Dalam hal bumbu makanan, semisal sambal terasi, kita bersedia memahami bahwa selera orang bisa berbeda, kita bisa saling bertoleransi bahwa masing-masing kita bisa berbeda. Ada yang suka pedas, ada yang tidak. Ada yang suka kecap, ada yang tidak. Ada yang suka asin, ada yang tidak. Begitu pula, ada yang suka sambal terasi, ada pula yang tidak.

Semua itu hanya bumbu makanan, yang ditujukan untuk menyedapkan makanan pokok yang kita konsumsi. Intinya adalah makanan pokok, sementara asin, manis, pedas, hingga sambal terasi, semua hanya bumbu, atau pelengkap. Karena sifatnya hanya bumbu atau pelengkap, kita bahkan boleh menggunakan atau tidak!
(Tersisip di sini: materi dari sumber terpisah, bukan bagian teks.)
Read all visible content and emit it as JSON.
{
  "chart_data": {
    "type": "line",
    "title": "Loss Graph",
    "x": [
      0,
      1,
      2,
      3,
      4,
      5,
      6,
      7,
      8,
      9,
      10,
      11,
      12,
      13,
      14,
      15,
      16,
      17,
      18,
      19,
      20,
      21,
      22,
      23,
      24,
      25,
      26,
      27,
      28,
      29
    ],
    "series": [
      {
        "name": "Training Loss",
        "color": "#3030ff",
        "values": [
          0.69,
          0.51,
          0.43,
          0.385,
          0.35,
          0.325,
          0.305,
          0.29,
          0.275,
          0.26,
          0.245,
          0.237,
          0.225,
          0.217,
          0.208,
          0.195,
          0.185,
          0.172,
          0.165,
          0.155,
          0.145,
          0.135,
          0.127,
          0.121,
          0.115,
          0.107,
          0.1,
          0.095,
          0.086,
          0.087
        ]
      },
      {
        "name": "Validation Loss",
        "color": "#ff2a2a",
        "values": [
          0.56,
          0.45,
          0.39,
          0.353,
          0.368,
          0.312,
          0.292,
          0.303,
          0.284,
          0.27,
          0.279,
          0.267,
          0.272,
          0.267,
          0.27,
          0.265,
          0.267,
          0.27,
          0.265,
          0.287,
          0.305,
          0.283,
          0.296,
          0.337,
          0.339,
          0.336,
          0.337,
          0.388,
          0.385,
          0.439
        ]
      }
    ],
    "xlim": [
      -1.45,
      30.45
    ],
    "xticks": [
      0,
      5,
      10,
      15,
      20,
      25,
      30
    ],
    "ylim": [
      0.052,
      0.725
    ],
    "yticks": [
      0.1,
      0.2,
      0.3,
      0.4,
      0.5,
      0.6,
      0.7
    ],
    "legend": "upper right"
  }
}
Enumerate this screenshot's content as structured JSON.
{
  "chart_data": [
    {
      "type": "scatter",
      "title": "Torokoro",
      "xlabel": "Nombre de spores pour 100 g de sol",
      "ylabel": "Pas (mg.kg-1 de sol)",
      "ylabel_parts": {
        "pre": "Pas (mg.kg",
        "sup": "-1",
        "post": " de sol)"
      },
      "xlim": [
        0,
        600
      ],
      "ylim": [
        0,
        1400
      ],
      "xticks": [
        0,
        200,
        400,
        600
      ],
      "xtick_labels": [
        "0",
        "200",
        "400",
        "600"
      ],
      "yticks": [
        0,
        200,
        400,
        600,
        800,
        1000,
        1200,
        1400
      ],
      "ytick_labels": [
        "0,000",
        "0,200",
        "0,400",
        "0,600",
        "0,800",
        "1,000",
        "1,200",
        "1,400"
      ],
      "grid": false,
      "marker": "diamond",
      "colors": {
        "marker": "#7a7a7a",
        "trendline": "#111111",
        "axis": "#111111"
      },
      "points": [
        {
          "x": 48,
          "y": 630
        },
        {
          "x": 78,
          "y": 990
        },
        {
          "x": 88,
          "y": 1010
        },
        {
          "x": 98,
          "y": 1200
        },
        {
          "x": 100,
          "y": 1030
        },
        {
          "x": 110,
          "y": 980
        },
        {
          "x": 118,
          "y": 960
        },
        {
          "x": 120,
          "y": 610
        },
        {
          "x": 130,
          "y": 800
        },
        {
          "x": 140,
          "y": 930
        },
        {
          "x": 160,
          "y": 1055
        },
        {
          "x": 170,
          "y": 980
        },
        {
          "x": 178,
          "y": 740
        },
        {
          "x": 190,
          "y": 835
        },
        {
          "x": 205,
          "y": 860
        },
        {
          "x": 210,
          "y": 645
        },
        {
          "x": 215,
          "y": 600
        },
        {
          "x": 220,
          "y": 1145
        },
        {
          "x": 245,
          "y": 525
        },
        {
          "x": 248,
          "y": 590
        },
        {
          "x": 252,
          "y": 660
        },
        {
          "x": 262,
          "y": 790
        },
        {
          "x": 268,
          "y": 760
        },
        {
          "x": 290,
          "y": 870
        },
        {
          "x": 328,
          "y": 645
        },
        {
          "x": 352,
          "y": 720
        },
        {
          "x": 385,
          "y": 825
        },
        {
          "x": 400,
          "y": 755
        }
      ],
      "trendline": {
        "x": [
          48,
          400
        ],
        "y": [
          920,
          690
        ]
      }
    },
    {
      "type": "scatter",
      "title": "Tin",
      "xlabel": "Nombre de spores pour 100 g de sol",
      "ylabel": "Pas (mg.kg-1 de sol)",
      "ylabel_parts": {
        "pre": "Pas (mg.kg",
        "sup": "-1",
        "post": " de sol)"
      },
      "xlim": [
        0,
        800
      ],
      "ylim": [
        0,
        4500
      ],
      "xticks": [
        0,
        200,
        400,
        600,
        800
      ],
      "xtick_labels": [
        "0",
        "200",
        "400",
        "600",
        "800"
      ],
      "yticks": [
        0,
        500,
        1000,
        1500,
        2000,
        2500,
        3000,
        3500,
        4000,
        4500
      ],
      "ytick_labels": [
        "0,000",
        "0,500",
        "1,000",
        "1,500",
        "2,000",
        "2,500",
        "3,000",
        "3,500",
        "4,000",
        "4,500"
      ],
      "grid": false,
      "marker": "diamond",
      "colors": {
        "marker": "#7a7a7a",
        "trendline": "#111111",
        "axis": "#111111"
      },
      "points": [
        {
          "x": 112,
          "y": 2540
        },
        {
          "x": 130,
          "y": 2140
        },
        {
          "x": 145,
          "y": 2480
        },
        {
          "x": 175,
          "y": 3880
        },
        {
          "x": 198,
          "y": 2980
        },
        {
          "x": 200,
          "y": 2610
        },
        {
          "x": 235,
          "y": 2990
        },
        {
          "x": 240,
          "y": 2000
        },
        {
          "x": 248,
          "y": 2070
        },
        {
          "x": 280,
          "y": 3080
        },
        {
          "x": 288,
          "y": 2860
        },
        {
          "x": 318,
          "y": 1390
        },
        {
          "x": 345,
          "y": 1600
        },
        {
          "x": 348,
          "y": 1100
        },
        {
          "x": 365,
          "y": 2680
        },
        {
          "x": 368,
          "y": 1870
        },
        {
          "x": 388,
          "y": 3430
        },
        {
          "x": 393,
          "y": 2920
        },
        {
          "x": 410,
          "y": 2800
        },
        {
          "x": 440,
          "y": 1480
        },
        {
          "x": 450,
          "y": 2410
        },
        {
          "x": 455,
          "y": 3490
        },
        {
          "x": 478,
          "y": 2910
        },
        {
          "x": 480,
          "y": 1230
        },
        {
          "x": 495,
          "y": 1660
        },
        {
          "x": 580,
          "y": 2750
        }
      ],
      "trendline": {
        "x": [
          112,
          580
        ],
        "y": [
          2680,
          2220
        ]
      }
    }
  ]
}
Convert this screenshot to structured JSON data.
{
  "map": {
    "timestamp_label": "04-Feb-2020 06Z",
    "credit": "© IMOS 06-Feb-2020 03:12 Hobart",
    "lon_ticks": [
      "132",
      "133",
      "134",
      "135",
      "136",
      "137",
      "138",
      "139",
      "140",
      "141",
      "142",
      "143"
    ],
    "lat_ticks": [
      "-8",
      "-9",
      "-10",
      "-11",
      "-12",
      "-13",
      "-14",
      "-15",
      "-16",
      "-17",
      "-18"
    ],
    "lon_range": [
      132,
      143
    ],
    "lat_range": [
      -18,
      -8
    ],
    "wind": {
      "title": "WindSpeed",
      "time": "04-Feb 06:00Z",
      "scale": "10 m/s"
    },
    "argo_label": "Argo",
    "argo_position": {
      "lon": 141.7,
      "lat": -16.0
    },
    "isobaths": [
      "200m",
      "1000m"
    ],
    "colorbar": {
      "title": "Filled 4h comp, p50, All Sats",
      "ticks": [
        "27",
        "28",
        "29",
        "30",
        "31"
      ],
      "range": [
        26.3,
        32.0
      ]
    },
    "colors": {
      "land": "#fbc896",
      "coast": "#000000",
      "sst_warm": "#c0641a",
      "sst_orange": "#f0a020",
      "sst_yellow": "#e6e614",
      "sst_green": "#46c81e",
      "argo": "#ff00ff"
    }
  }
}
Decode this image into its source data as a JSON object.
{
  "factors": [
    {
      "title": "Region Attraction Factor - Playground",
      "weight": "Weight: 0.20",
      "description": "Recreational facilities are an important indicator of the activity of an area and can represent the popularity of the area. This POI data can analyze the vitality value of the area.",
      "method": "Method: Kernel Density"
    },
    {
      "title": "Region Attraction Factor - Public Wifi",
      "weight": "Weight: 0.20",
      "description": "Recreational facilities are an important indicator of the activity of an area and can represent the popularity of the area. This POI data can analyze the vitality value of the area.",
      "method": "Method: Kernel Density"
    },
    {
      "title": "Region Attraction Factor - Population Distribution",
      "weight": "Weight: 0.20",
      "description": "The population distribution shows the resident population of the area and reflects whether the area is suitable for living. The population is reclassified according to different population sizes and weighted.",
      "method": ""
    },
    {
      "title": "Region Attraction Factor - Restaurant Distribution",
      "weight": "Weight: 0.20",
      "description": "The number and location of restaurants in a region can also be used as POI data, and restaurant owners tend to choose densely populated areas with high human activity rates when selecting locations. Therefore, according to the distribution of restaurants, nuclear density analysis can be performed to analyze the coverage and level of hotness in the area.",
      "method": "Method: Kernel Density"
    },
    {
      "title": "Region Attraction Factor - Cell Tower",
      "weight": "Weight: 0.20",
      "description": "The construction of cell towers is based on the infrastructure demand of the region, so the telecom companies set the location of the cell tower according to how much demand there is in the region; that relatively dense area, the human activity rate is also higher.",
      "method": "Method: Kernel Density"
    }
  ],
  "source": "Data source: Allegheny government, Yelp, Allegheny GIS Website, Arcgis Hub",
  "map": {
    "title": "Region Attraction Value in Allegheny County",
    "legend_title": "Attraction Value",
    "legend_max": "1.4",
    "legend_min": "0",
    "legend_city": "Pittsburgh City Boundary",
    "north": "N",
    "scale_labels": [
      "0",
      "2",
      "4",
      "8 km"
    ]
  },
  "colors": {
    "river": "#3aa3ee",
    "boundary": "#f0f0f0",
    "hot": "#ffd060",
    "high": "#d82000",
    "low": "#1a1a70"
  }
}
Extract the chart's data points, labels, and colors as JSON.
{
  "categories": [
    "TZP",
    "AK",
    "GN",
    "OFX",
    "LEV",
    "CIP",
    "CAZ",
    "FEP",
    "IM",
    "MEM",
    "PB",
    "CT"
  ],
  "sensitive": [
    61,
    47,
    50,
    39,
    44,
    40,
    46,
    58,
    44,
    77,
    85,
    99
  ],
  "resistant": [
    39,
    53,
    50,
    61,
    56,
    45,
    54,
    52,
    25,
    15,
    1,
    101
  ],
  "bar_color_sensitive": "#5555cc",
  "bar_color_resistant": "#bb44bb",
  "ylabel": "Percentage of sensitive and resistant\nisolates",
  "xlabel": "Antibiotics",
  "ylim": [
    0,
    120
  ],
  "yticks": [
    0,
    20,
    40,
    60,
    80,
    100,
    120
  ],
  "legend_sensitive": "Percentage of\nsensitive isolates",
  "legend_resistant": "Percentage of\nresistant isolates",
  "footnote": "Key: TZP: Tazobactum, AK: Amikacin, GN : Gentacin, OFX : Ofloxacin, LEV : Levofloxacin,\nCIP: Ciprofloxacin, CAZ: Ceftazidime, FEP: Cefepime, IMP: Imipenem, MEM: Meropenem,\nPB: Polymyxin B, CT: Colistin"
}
Sebab intinya adalah makan, menjaga tubuh senatiasa sehat, agar dapat melanjutkan kehidupan dengan baik. Hanya itu. Soal rasa, itu selera.

Omong-omong soal kehidupan, nasi dan bumbunya bisa menjadi ibarat yang baik untuk kehidupan yang kita jalani. Masing-masing orang memiliki kehidupan sendiri, dan itulah pokok yang dimiliki setiap orang. Tetapi, terkait bumbu, setiap orang bisa berbeda.

Ada banyak bumbu kehidupan, sebagaimana ada banyak bumbu makanan. Kesukaan atau ketidaksukaan, kecocokan atau ketidakcocokan, itu sebenarnya hal biasa dalam kehidupan manusia.

Sebagai misal, ada orang yang sangat suka traveling. Sebegitu suka, sampai mereka rela menabung demi bisa jalan-jalan ke luar kota atau luar negeri. Mereka benar-benar suka, dan menikmati aktivitas traveling, dan menganggap sebagai hal penting dalam hidup. Apakah itu salah? Tentu saja tidak! Wong itu hanya bumbu kehidupan. Intinya adalah hidup. Soal bagaimana orang menjalani hidup, itu urusan mereka.

Sebaliknya, ada orang yang justru senang tinggal di rumah, damai meringkuk di sofa, sambil membaca buku. Sebegitu suka, sampai mereka tidak ingin keluar rumah, kalau saja tidak ada kepentingan atau keperluan. Mereka menganggap rumah adalah surga, dan bahagia di dalamnya. Apakah itu salah? Tentu saja tidak! Wong itu hanya bumbu kehidupan. Intinya adalah hidup. Soal bagaimana orang menjalani hidup, itu urusan mereka.

Lalu soal musik, film, bacaan favorit, jenis pakaian, makanan dan minuman kesukaan... daftarnya masih panjang. Semua itu bumbu kehidupan. Ada yang suka film komedi, ada pula yang suka film action. Sama-sama tidak salah, karena hanya soal selera. Ada yang suka novel detektif, ada yang suka novel drama. Sama-sama sah, meski berbeda.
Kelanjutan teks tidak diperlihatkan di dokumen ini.